Conflicting studies have almost become the norm in nutrition research, and that in large part is thanks to a method known as data dredging, or p-hacking, Anahad O'Connor reports for the New York Times.
Cheat sheet series: Evidence-based medicine 101
"Data dredging" is a process by which researchers run exhaustive analyses on various data sets to discover patterns that can be deemed statistically significant without first coming up with a hypothesis. Critics of the process argue that it's equivalent to "casting a wide net and then creating a hypothesis to support whatever cherry-picked findings seem interesting," O'Connor writes.
Studies developed using data-dredging can lead to important findings, O'Connor writes, but they also have significant limitations. For example, these studies can't prove a causal relationship, and they can often uncover spurious or coincidental correlations that may grab headlines but don't have any real-world significance, O'Connor writes.
Ivan Oransky, co-founder of Retraction Watch and a teacher of medical journalism at New York University (NYU), said data dredging is "a really serious problem," and can throw "into question the very statistical basis of what we're reading as science journalists and as the public."
Critics have argued that data dredging is rampant throughout nutrition research, leading to misleading, unscientific, and conflicting studies in the field, O'Connor writes.
For example, it's common to see a nutritional study that claims a specific food or beverage can lead to an increased risk of cancer—only to see a separate study a week later that shows the food or beverage has health benefits.
John Ioannidis, chair of disease prevention at Stanford University, in 2012 co-authored a study that showcased just how misleading data dredging can be. The researchers randomly selected 50 recipes from a cookbook and found that 80% of the ingredients had been linked to either an increased or decreased risk of cancer in a number of studies.
In fact, a single ingredient was frequently found to be the subject of questionable cancer claims in at least 10 studies, and the majority of those studies "were based on weak statistical evidence," the study found.
Marion Nestle, a professor of nutrition, food studies, and public health at NYU, explained that researchers often feel significant pressure to publish papers, which could be one reason why many resort to data dredging. "You can't get a job if you don't have papers," she said. "I see this at my university. We expect assistant professors to be hired with already a record of scholarship."
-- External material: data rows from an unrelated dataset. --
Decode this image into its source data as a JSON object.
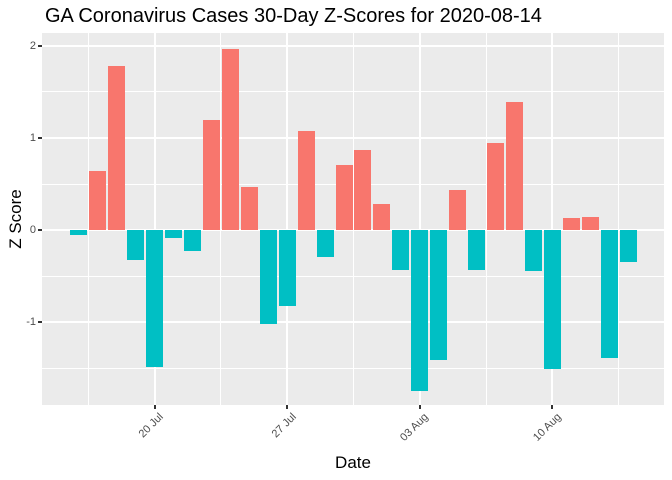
{
  "chart_data": {
    "type": "bar",
    "title": "GA Coronavirus Cases 30-Day Z-Scores for 2020-08-14",
    "xlabel": "Date",
    "ylabel": "Z Score",
    "dates": [
      "2020-07-16",
      "2020-07-17",
      "2020-07-18",
      "2020-07-19",
      "2020-07-20",
      "2020-07-21",
      "2020-07-22",
      "2020-07-23",
      "2020-07-24",
      "2020-07-25",
      "2020-07-26",
      "2020-07-27",
      "2020-07-28",
      "2020-07-29",
      "2020-07-30",
      "2020-07-31",
      "2020-08-01",
      "2020-08-02",
      "2020-08-03",
      "2020-08-04",
      "2020-08-05",
      "2020-08-06",
      "2020-08-07",
      "2020-08-08",
      "2020-08-09",
      "2020-08-10",
      "2020-08-11",
      "2020-08-12",
      "2020-08-13",
      "2020-08-14"
    ],
    "values": [
      -0.05,
      0.64,
      1.78,
      -0.32,
      -1.49,
      -0.09,
      -0.23,
      1.2,
      1.97,
      0.47,
      -1.02,
      -0.83,
      1.08,
      -0.29,
      0.71,
      0.87,
      0.28,
      -0.43,
      -1.75,
      -1.41,
      0.43,
      -0.43,
      0.94,
      1.39,
      -0.44,
      -1.51,
      0.13,
      0.14,
      -1.39,
      -0.35
    ],
    "x_ticks": [
      {
        "label": "20 Jul",
        "index": 4
      },
      {
        "label": "27 Jul",
        "index": 11
      },
      {
        "label": "03 Aug",
        "index": 18
      },
      {
        "label": "10 Aug",
        "index": 25
      }
    ],
    "x_minor_indices": [
      0.5,
      7.5,
      14.5,
      21.5,
      28.5
    ],
    "y_ticks": [
      2,
      1,
      0,
      -1
    ],
    "y_minor_ticks": [
      1.5,
      0.5,
      -0.5,
      -1.5
    ],
    "ylim": [
      -1.9,
      2.14
    ],
    "xlim_indices": [
      -1.95,
      30.9
    ],
    "grid": true,
    "legend": "none",
    "colors": {
      "positive": "#F8766D",
      "negative": "#00BFC4",
      "panel_bg": "#EBEBEB",
      "gridline": "#FFFFFF",
      "tick_mark": "#333333",
      "tick_label": "#4D4D4D",
      "title": "#000000",
      "axis_title": "#000000"
    }
  }
}
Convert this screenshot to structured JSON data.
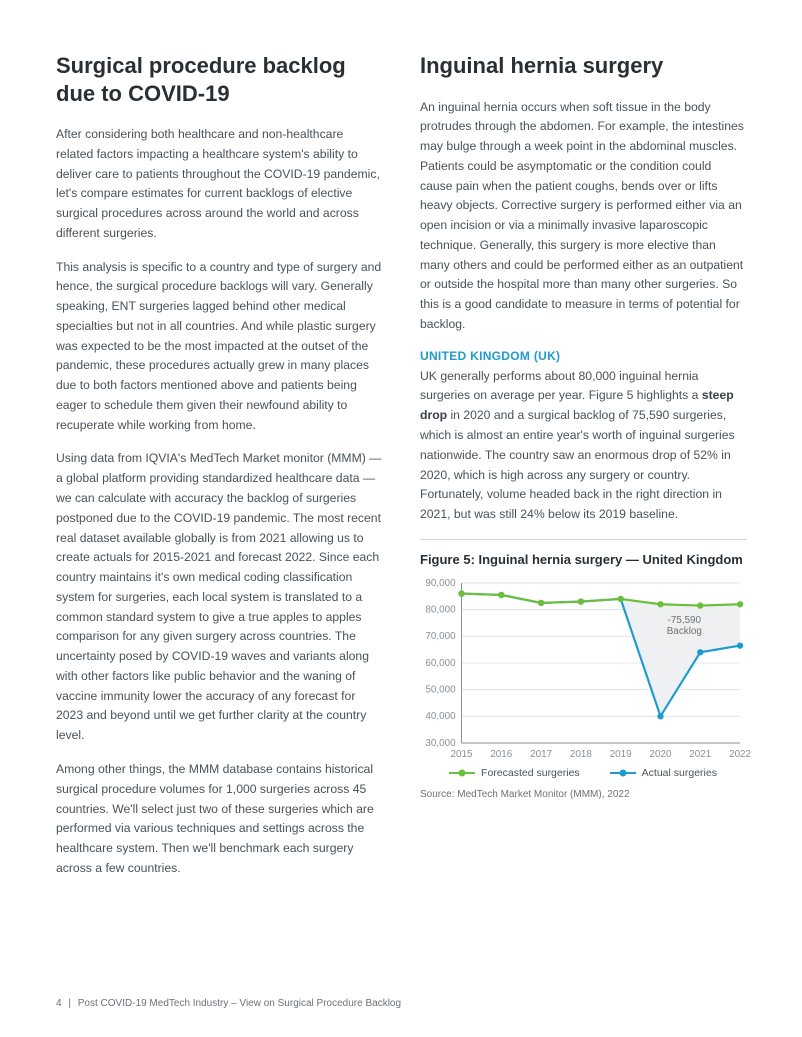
{
  "left": {
    "title": "Surgical procedure backlog due to COVID-19",
    "p1": "After considering both healthcare and non-healthcare related factors impacting a healthcare system's ability to deliver care to patients throughout the COVID-19 pandemic, let's compare estimates for current backlogs of elective surgical procedures across around the world and across different surgeries.",
    "p2": "This analysis is specific to a country and type of surgery and hence, the surgical procedure backlogs will vary. Generally speaking, ENT surgeries lagged behind other medical specialties but not in all countries. And while plastic surgery was expected to be the most impacted at the outset of the pandemic, these procedures actually grew in many places due to both factors mentioned above and patients being eager to schedule them given their newfound ability to recuperate while working from home.",
    "p3": "Using data from IQVIA's MedTech Market monitor (MMM) — a global platform providing standardized healthcare data — we can calculate with accuracy the backlog of surgeries postponed due to the COVID-19 pandemic. The most recent real dataset available globally is from 2021 allowing us to create actuals for 2015-2021 and forecast 2022. Since each country maintains it's own medical coding classification system for surgeries, each local system is translated to a common standard system to give a true apples to apples comparison for any given surgery across countries. The uncertainty posed by COVID-19 waves and variants along with other factors like public behavior and the waning of vaccine immunity lower the accuracy of any forecast for 2023 and beyond until we get further clarity at the country level.",
    "p4": "Among other things, the MMM database contains historical surgical procedure volumes for 1,000 surgeries across 45 countries. We'll select just two of these surgeries which are performed via various techniques and settings across the healthcare system. Then we'll benchmark each surgery across a few countries."
  },
  "right": {
    "title": "Inguinal hernia surgery",
    "p1": "An inguinal hernia occurs when soft tissue in the body protrudes through the abdomen. For example, the intestines may bulge through a week point in the abdominal muscles. Patients could be asymptomatic or the condition could cause pain when the patient coughs, bends over or lifts heavy objects. Corrective surgery is performed either via an open incision or via a minimally invasive laparoscopic technique. Generally, this surgery is more elective than many others and could be performed either as an outpatient or outside the hospital more than many other surgeries. So this is a good candidate to measure in terms of potential for backlog.",
    "uk_head": "UNITED KINGDOM (UK)",
    "uk_p_before_bold": "UK generally performs about 80,000 inguinal hernia surgeries on average per year. Figure 5 highlights a ",
    "uk_bold": "steep drop",
    "uk_p_after_bold": " in 2020 and a surgical backlog of 75,590 surgeries, which is almost an entire year's worth of inguinal surgeries nationwide. The country saw an enormous drop of 52% in 2020, which is high across any surgery or country. Fortunately, volume headed back in the right direction in 2021, but was still 24% below its 2019 baseline."
  },
  "chart": {
    "title": "Figure 5: Inguinal hernia surgery — United Kingdom",
    "type": "line",
    "ylim": [
      30000,
      90000
    ],
    "ytick_step": 10000,
    "ytick_labels": [
      "30,000",
      "40,000",
      "50,000",
      "60,000",
      "70,000",
      "80,000",
      "90,000"
    ],
    "categories": [
      "2015",
      "2016",
      "2017",
      "2018",
      "2019",
      "2020",
      "2021",
      "2022"
    ],
    "forecast_values": [
      86000,
      85500,
      82500,
      83000,
      84000,
      82000,
      81500,
      82000
    ],
    "actual_values": [
      86000,
      85500,
      82500,
      83000,
      84000,
      40000,
      64000,
      66500
    ],
    "forecast_color": "#6bbf3a",
    "actual_color": "#1e9bd0",
    "grid_color": "#dfe3e6",
    "axis_color": "#8a9096",
    "fill_color": "#eef0f1",
    "annotation_label": "-75,590",
    "annotation_sub": "Backlog",
    "annotation_color": "#6c7278",
    "label_fontsize": 10,
    "marker_radius": 3.2,
    "line_width": 2.2,
    "legend_forecast": "Forecasted surgeries",
    "legend_actual": "Actual surgeries",
    "source": "Source: MedTech Market Monitor (MMM), 2022"
  },
  "footer": {
    "page": "4",
    "title": "Post COVID-19 MedTech Industry – View on Surgical Procedure Backlog"
  }
}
Many researchers have called for reforms to end data dredging, arguing that researchers should publicly register their protocols before completing research to reduce the potential for data dredging.
They also say researchers should share their raw data for transparency and focus more on large, randomized controlled trials rather than cherry-picking findings from large, observational data sets. "You can analyze observational studies in very different ways and, depending on what your belief is … you can get some very dramatic patterns," Ioannidis said.
The onus for reducing misleading coverage isn't just on researchers, however, O'Connor writes, but science journalists as well. Reporters are often encouraged to produce articles that will generate a lot of clicks, which in turn can put pressure on researchers to put out studies with flashy findings.
Ted Kyle, an obesity expert who runs a health site called ConscienHealth, said, "[W]e're all drinking from the same well, and we're all contributing to poisoning the water. At every step along the way there are folks who are culpable. I would suspect that we're all complicit" (O'Connor, New York Times, 9/29).